Assessments are meant to give you and Operation Spark staff an idea of how well you understand, or can figure out, the material that you covered recently.

  • Turn off all communication devices such as your phone, email, Slack, etc.
  • Fork this repo and clone down your fork to your laptop.
  • Commit working code early and often (at least after every prompt). You are graded on your commit messages in addition to the code that you write

[When this code is committed it will] Complete the basic-iteration prompt

  • Use the Chrome Console Snippets feature to author, test and debug your code before committing. An approved alternate tool is JSFiddle.
  • Do at least a little work on every prompt, even if you only leave comments that describe your intent. Leaving a prompt blank is tantamount to failing a prompt. You'll get much more credit even for writing comments or pseudo-code that describe your intent
  • You must submit a pull request for all assessments on time (guidelines for how to submit a pull request are below). Give yourself several minutes to do this at the end of the time allotted for the assessment
  • @help_desk is available to you during assessments.
  • You are allowed to Google.
  • After completing the assessment, if there are any prompts you felt you did not do well on, or, that you would not know how to assess whether or not you did well on, make plans to improve your skills on that topic as soon as possible.

Using and Referencing Outside Resources

Each prompt contains a list of outside resources you are allowed to use to support your work on that prompt. Using any previous class materials, or, communicating through any mechanism with anyone other than Operation Spark staff during the assessments is academic dishonesty and is cause for immediate removal from the course. If you have any questions about whether a resource is available for use, or if you are in need of support, use @help_desk.

Self-Grading Process

After you complete each prompt, assign a grade to each item in the Grading Outline, using the Grading Scale. Note your grade by editing this file (README.md), and writing your grade next to the corresponding item in the Grading Outline. Please use the exact terms shown in the Grading Scale; do not modify or improve them.

Grading Outline

  • [Significant progress] filter-family-members

Grading Scale

Grade Meaning
Complete You believe your solution to be fully complete and meeting the specified requirements.
Mostly complete Your solution is well on its way to being complete, but you ran out of time or can't remember exactly how to do one particular aspect.
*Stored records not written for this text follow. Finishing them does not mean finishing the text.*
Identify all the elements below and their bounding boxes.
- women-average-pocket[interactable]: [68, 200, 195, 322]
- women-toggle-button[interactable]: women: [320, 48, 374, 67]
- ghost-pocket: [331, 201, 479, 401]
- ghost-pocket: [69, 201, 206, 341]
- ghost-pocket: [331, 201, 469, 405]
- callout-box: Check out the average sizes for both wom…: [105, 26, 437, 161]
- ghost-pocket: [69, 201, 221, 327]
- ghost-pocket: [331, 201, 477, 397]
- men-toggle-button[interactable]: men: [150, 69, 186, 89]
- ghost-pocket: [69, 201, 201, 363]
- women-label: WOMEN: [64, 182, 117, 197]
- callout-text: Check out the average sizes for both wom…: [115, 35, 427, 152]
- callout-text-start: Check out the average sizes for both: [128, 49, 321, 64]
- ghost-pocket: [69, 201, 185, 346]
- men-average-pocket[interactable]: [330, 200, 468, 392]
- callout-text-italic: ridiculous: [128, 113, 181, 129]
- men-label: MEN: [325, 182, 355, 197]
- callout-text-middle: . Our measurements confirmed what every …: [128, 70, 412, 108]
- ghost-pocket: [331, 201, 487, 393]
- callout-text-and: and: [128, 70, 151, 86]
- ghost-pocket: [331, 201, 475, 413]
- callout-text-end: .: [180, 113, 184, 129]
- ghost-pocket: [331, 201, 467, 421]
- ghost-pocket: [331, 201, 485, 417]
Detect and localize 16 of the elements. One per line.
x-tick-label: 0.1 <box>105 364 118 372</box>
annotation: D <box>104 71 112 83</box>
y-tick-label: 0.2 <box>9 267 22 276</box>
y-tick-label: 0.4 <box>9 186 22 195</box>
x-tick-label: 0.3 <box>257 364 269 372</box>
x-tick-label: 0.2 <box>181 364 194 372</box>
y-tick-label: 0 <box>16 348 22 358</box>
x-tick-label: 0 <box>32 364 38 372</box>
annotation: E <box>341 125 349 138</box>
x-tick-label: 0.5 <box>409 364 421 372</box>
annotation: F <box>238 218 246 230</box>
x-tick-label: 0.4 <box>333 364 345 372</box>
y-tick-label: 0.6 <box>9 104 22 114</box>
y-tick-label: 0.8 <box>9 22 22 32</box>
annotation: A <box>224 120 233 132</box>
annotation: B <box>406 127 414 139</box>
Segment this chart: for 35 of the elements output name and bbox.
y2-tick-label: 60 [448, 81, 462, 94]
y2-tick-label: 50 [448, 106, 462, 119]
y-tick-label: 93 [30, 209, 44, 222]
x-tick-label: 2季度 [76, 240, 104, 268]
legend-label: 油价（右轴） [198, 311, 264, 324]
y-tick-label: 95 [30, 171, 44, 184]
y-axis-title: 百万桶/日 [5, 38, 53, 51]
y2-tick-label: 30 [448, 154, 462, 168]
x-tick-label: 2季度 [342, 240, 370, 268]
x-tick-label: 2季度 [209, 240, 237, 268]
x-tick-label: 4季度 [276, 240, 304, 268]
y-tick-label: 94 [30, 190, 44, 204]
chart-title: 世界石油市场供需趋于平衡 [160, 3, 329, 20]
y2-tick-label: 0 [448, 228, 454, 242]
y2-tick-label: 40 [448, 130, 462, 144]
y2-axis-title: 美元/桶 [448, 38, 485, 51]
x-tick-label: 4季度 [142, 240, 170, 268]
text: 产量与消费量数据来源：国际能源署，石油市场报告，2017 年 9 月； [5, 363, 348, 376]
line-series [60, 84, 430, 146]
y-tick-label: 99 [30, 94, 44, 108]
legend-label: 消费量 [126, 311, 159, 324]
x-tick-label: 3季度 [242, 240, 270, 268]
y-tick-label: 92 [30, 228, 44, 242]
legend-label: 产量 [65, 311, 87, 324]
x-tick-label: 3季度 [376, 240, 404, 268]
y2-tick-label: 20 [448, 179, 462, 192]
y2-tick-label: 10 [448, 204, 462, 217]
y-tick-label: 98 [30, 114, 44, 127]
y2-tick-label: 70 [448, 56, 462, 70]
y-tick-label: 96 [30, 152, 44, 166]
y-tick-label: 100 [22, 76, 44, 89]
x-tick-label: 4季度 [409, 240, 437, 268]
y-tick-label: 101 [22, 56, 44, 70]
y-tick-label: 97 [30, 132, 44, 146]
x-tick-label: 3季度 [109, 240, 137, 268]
You believe anyone who understands the problem well would endorse your solution as the right one, and know pretty clearly how to finish up any last touches.
Significant progress You have the right idea and were heading in a good direction. Covers everything between Mostly Complete and Attempted.
Attempted You were very challenged by the prompt and had trouble making any significant progress on the problem, but wrote at least one meaningful line of code that appears to be a genuine attempt.
Not attempted Whether you've thought much about the problem or not, you have no lines of code to show for the problem. (Note, you should avoid ever getting into a situation where this is the grade you'd give yourself. Make a passing attempt at each problem before going back to complete any one problem.)

Submitting Solutions

Solutions are submitted via Pull Request. Follow these steps:

  1. From your fork, select Pull Requests and then create a New pull request.
  2. The pull-request heading should look like this:

OperationSpark:master ... username:master

  1. Copy and paste the completed Grading Outline into the comment block of your Pull Request.
  2. Click Create pull request

NOTE: Only submit one pull request per assessment. You can feel free to continue working on the content and can submit another PR after our incredible Instruction Team has completed reviewing your work (which takes about a week), but submitting multiple PRs greatly complicates our review process and subverts our ability to observe your work in the context of specific time constraints.